YouTube, the world’s largest video-sharing website, has announced that it will widen its policies to permit controversial political speech during the upcoming election cycle.
Key Details
- On June 2, YouTube announced in a blog post that it will be scaling back on its policy to suppress “election misinformation” as the 2024 election season approaches.
- YouTube says that it has re-evaluated its policies and realized that curbing misinformation came at the expense of harming political speech and having little effect on reducing real-world issues in the process.
- The platform will continue to prioritize authoritative sources and punish sources that purposely mislead voters with claims that discourage eligible voters or misdirect them on how to vote. The platform will also continue suppressing hate speech, violence incitement, and harassment.
Why It’s Important
In December 2020, YouTube implemented a new policy that suppressed “election misinformation” in an effort to curb claims that the recent presidential election had been decided fraudulently. The initial policy resulted in tens of thousands of videos being removed from the platform.

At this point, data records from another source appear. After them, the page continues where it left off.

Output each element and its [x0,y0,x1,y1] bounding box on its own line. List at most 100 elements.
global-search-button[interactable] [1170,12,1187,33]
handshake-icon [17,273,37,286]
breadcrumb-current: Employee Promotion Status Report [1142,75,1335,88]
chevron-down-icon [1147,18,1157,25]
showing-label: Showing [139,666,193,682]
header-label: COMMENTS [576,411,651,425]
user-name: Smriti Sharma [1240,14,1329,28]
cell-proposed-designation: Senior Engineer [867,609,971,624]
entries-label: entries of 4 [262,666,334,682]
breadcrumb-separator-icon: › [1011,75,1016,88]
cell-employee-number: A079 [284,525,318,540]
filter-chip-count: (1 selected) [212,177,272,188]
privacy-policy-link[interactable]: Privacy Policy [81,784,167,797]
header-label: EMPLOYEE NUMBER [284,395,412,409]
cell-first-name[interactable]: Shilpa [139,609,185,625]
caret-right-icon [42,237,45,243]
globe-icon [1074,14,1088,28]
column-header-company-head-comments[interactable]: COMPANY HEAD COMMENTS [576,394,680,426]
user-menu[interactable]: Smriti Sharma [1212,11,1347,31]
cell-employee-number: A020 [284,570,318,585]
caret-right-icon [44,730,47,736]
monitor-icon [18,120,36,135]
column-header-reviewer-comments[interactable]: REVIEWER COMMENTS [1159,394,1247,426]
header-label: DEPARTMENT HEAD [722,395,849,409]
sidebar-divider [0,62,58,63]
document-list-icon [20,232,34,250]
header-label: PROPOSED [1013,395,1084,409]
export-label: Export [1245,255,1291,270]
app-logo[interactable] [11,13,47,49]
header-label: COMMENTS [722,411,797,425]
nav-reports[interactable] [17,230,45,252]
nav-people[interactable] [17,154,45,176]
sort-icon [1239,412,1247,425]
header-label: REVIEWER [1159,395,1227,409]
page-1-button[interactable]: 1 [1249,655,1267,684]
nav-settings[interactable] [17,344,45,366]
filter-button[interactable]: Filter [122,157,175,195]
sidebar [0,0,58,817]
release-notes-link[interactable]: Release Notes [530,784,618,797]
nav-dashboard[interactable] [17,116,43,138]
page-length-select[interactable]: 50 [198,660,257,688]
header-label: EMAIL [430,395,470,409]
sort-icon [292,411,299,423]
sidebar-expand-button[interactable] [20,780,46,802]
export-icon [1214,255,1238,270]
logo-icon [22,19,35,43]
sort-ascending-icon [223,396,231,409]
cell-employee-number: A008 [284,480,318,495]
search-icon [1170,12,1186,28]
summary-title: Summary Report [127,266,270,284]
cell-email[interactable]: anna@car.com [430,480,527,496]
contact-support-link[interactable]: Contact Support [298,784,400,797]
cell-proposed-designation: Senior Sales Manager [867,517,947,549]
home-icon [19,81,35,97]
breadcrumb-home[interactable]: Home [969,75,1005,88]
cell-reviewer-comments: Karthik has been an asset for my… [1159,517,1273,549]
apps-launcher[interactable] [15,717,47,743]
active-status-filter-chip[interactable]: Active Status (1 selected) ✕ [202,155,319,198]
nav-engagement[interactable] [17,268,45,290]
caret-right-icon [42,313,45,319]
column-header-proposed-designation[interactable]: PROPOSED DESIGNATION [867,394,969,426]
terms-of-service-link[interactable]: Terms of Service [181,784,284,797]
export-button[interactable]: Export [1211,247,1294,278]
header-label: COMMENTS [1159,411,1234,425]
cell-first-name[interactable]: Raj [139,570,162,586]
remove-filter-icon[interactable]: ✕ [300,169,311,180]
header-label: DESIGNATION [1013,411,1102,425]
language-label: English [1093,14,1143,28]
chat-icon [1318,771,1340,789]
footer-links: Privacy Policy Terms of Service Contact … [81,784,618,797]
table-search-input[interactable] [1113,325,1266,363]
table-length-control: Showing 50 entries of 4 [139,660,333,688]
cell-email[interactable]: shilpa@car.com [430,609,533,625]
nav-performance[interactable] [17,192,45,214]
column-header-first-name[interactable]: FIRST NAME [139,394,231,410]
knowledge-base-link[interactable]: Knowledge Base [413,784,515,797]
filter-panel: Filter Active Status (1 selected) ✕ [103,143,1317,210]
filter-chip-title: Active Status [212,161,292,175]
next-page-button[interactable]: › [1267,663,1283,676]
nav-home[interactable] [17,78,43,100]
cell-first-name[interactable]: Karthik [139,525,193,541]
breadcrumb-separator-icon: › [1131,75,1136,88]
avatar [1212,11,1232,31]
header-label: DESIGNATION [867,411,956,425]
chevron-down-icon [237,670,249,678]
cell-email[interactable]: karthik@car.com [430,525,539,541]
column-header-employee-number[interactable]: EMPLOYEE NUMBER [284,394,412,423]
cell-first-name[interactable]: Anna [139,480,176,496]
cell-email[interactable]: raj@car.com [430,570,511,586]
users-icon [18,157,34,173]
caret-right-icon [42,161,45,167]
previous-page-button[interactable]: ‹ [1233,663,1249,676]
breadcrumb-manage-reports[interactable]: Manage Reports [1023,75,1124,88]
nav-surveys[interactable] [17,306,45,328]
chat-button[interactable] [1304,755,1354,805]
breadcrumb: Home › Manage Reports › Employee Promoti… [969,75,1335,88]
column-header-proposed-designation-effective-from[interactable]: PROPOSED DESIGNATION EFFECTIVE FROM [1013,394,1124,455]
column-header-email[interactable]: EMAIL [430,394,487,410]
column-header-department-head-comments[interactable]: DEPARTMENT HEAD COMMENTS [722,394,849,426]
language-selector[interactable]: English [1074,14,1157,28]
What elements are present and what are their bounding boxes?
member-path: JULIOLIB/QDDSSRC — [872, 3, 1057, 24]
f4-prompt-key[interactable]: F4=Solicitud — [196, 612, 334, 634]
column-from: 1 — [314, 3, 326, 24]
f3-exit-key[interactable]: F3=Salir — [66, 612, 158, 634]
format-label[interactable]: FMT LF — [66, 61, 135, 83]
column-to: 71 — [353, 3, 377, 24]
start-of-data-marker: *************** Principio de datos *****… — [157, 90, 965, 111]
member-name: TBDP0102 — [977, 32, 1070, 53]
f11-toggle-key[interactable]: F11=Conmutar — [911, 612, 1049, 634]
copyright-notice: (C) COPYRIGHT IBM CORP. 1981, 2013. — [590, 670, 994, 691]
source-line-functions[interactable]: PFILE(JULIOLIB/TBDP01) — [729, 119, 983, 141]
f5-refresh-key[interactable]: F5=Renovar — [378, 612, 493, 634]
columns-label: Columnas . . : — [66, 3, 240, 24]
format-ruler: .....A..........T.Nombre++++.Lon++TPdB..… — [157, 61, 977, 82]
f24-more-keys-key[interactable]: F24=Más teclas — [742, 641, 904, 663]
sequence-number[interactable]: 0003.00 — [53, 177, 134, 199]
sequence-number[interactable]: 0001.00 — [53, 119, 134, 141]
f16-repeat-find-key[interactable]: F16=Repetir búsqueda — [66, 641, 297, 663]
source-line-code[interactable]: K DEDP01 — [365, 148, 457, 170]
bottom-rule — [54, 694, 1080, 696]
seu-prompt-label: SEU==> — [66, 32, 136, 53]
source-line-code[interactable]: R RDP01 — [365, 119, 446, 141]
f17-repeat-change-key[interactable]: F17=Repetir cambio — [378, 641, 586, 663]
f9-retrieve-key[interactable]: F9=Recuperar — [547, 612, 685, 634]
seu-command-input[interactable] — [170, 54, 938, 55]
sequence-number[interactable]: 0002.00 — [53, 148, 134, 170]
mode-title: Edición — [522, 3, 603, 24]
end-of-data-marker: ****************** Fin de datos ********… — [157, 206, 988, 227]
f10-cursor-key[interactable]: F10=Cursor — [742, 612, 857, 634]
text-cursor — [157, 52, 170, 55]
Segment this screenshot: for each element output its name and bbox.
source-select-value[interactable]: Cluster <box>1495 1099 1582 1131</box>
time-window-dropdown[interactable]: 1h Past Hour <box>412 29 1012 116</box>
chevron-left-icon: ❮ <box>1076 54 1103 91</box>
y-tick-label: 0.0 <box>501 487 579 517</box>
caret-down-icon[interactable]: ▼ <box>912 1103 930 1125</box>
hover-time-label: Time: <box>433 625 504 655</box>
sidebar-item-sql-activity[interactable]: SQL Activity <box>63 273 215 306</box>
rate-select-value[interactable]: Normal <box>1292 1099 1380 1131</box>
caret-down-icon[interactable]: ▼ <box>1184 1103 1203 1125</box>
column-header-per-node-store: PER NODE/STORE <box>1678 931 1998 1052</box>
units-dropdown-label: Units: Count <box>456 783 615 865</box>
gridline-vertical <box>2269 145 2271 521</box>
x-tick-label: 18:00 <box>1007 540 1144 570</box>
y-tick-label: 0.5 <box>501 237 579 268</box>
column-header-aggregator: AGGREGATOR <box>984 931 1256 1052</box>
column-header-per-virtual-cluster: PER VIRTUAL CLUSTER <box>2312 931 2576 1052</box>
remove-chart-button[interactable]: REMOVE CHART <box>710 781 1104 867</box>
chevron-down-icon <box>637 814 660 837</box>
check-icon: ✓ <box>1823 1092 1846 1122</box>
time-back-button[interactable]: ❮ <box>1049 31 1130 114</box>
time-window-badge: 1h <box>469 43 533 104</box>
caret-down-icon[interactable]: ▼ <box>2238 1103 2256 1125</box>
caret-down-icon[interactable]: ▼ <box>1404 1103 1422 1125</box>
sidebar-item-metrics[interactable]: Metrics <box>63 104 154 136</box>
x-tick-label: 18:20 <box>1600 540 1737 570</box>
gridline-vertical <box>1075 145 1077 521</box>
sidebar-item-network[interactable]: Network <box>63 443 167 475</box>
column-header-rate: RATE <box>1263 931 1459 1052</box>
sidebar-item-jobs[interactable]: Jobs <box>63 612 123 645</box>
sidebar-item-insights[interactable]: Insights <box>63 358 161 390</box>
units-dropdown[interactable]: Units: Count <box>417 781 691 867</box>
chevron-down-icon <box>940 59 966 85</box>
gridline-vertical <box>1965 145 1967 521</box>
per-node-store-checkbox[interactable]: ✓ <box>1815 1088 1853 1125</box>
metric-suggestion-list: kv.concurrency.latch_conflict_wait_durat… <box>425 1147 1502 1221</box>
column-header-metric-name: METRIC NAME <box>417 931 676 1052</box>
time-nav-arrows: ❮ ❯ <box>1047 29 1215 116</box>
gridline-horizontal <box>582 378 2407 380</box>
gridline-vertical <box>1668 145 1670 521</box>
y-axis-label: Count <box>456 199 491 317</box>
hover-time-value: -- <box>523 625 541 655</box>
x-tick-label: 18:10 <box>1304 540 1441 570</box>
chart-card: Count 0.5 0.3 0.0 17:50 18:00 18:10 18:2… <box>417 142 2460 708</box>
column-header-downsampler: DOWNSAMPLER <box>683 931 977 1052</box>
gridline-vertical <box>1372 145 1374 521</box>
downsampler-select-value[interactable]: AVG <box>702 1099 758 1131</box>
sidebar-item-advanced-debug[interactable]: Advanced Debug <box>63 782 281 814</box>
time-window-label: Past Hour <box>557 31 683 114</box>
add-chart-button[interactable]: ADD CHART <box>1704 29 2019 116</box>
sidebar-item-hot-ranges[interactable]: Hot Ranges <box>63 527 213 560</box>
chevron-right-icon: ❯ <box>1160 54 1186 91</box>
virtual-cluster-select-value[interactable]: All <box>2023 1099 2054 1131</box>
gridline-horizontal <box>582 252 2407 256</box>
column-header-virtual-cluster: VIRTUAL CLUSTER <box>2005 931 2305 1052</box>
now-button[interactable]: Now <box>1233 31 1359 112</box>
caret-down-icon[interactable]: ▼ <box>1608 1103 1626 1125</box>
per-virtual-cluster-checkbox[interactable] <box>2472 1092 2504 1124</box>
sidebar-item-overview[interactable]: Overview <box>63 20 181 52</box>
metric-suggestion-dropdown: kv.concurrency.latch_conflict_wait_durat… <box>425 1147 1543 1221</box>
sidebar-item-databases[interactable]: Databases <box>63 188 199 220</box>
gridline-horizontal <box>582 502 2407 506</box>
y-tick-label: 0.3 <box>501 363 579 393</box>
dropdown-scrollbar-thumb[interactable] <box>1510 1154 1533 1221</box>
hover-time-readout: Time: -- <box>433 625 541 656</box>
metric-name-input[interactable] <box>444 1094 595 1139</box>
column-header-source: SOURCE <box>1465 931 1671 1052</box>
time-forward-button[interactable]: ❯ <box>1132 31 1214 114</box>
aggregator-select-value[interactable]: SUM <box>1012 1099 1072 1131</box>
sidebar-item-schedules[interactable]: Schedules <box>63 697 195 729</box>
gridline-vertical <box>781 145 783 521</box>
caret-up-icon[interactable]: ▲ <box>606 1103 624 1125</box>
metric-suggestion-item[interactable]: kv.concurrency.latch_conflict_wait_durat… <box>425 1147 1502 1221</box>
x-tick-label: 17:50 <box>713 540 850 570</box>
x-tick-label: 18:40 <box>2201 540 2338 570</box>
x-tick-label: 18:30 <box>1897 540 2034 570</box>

From November 2020 to January 2021, the U.S. was rocked by claims that the 2020 presidential election had been stolen by Democrat ballot harvesting initiatives, miscounting tallying machines, and unsupervised mail-in voting. The claims—echoed by outgoing President Donald Trump—resulted, intentionally or not, in the January 6 Capital Hill riot, with thousands of Americans marching against the nation’s capital and believing that the election had been stolen.
Social media took a large portion of the blame for the day’s events, with right-leaning alternative apps like Parler accepting responsibility for the riot over claims that users organized through them. Parler was subsequently removed from Apple’s App Store. Later studies found that Facebook and YouTube allowed users to organize and spread information about the protests.
YouTube’s decision to back off its policies reflects a desire to provide “a home for open discussion and debate during the ongoing election season.” The decision has been met with some praise and criticism, with proponents of the policy arguing that YouTube is “setting the stage for an encore” of the January 6 riots.
“YouTube’s announcement today that they will resume allowing bad actors to lie about the 2020 presidential election result comes as no surprise. YouTube was one of the last major social media platforms to keep in place a policy attempting to curb 2020 election misinformation. Now, it’s decided to take the easy way out by giving people like Donald Trump and his enablers free rein to continue to lie without consequence about the 2020 elections,” Media Matters VP Julie Millican tells The Wrap.
As we previously reported, Fox News was forced to offer one of the largest out-of-court settlements in history to Dominion Voting Systems of $787 million in April after the network repeatedly pushed claims that the voting systems company had contributed to election fraud. Dominion argued that the network was engaged in malicious slander.